In a time when technology has made it easier than ever for anyone to reimagine a piece of music, a book, or a film, and many artists battle to protect their copyrighted work from the algorithmic meat grinder, it’s worth celebrating a group of creative works that are now free for anyone to use, adapt and remix as they see fit.
Jan. 1 marked the annual observance of Public Domain Day, when books, film, comics, musical compositions and art copyrighted in 1930, and sound recordings from 1925, became free for all to use.
A personal connection
For me, this Public Domain Day marks a dividing line in time. 1930 is the year of my mother’s birth. So the way I imagine the modern world has always begun in that year.

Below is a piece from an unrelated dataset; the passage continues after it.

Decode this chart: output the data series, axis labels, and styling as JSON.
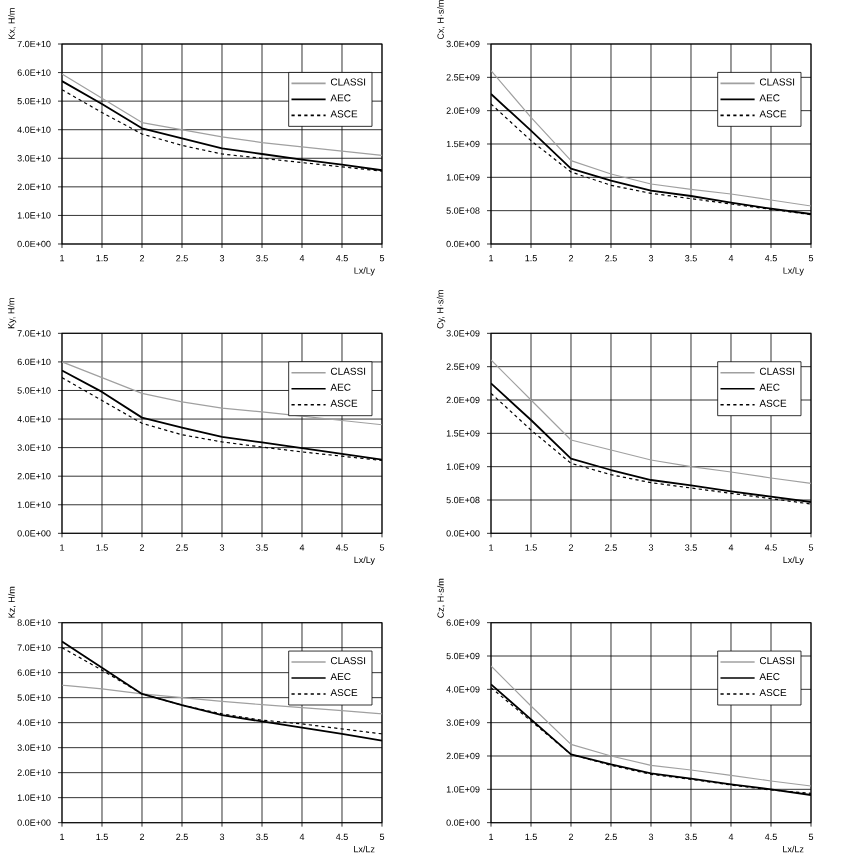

Mom was, after all, the youngest of her siblings, and she’s the one who left the farm with her family before she was old enough to participate in the work of scratching out a living in rural Texas.
From my mother, I learned to love film – sitting on the floor, watching old movies she’d grown up with. I became a passionate student of film history. And as I watched more movies made before and after that date, I found 1930 marks a bright line between early, clumsy attempts at sound filmmaking, and the era in which Hollywood studios and directors began making sight and sound masterpieces and all-talking epics.
Greta Garbo first spoke on film in 1930. The movie was “Anna Christie,” made by MGM and frequent Garbo director, Clarence Brown. “Garbo Talks!” was the tagline. And now, creators are free to drop her throaty, Swedish-accented voice into their own creations.
Also in 1930, John Wayne donned his first spurs and cowboy hat for director John Ford in “The Big Trail,” and the Marx Brothers first cracked wise on film, in “Animal Crackers.”
Lewis Milestone’s “All Quiet on the Western Front,” which won a Best Picture Oscar, was a new kind of war film in 1930. It centered the experience of Germans being asked to fight in World War I. It’s still regarded among the most important anti-war films ever made.